Baktım, Türkiye Cumhuriyeti kanun ve yönetmelikleri arasında `çarşaf` diye bir kelime geçiyor mu diye..

Benim bildiğim, kanunlarda `çarşaf` diye bir kelimenin hiç olmadığı idi. Dolayısıyla `çarşafın yasak olduğu iddiasının da doğru olmadığı` idi.

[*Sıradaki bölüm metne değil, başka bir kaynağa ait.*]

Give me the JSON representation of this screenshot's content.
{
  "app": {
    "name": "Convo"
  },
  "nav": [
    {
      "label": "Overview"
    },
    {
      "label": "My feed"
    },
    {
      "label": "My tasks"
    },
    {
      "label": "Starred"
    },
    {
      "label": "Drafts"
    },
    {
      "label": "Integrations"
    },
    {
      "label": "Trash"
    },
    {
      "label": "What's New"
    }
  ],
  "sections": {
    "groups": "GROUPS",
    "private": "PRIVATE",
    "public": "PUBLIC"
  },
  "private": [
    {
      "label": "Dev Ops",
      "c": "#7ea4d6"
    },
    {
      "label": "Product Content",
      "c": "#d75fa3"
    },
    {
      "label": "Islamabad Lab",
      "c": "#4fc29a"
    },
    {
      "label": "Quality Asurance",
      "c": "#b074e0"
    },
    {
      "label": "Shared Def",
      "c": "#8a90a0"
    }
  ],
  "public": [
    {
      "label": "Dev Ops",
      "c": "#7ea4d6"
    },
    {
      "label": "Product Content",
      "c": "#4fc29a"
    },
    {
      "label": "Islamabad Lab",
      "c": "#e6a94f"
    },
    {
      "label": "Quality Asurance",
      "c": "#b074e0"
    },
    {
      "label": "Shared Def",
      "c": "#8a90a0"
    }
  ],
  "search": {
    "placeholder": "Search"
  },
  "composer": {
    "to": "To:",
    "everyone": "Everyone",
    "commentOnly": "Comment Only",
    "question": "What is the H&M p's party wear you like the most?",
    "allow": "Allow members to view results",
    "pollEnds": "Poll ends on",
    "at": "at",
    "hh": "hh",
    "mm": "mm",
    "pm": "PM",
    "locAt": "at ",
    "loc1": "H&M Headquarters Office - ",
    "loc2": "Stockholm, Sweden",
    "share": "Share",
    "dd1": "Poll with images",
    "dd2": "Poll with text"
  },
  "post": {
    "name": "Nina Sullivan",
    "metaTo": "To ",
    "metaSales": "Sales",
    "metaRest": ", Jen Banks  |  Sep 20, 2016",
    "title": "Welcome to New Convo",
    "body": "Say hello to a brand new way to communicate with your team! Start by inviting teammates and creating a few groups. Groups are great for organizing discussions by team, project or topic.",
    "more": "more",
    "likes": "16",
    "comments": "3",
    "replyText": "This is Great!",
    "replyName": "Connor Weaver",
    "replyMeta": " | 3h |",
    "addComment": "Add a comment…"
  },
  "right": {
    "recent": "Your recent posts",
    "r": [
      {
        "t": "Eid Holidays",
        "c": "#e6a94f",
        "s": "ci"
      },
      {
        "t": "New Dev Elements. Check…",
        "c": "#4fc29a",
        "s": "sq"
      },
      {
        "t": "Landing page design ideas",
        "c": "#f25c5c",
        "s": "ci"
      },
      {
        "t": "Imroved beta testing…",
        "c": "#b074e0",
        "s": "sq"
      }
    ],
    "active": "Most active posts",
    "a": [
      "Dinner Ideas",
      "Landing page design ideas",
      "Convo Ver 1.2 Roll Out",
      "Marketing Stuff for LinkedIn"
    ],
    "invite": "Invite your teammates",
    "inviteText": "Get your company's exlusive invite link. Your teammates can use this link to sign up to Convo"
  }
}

Ama ne göreyim, karşıma çıkan cevap `üç tane çarşaf kelimesi bulundu` şeklinde idi. `Vay canına be, biz uyurken çarşafı da kanuna sokmuşlar` diye hayıflanırken, merakla tekrar aradım, `çarşaf kelimesi hangi kanunlarda geçiyormuş` diye..

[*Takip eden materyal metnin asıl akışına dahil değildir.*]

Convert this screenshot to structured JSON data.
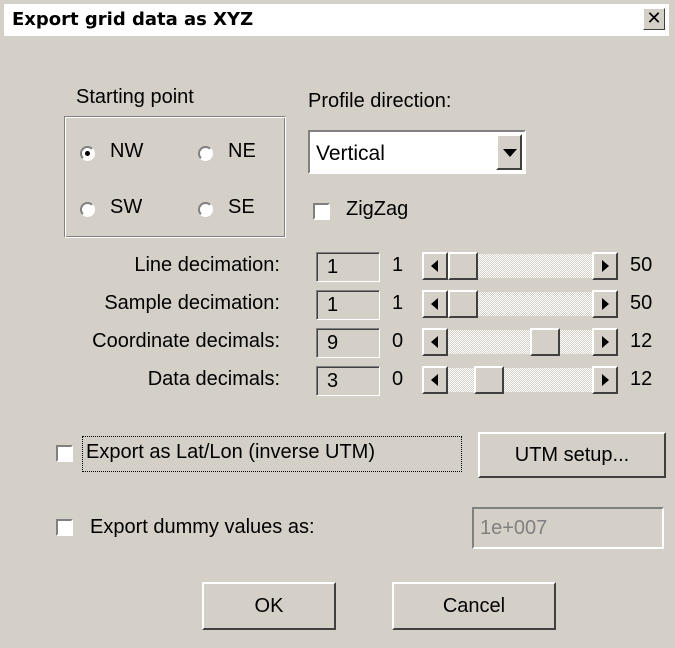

Ama o da ne? Çarşaf kelimesi, Gelir Vergisi Kanunu`nun 9/6. maddesinde geçiyormuş! İşe bakın siz.. Çarşaf ve Gelir Vergisi Kanunu?!.. Yoksa kimse çakmasın diye, `Çarşafı, Gelir Vergisi Kanunu`nda mı yasakladılar?` diyerek, madde metnini arayıp buldum..

Maddede çarşaf, şöyle geçiyor: `oturdukları evlerde imal ettikleri havlu, örtü, çarşaf, çorap, halı, kilim, dokuma mamulleri... ve urganları dükkan açmaksızın satanlardan;`

Hay Allah! Bu çarşafın, Tekkanat`ın söylediği çarşaf ile bir alakası yok. Döndüm diğer metinlere baktım, `çarşaf` kelimesi nasıl geçmiş diye? Onlar da bunun benzeri.. Yok, hiçbir kanunda, Tekkanat`ın kasdettiği `çarşaf` ile ilgili bir düzenleme yok..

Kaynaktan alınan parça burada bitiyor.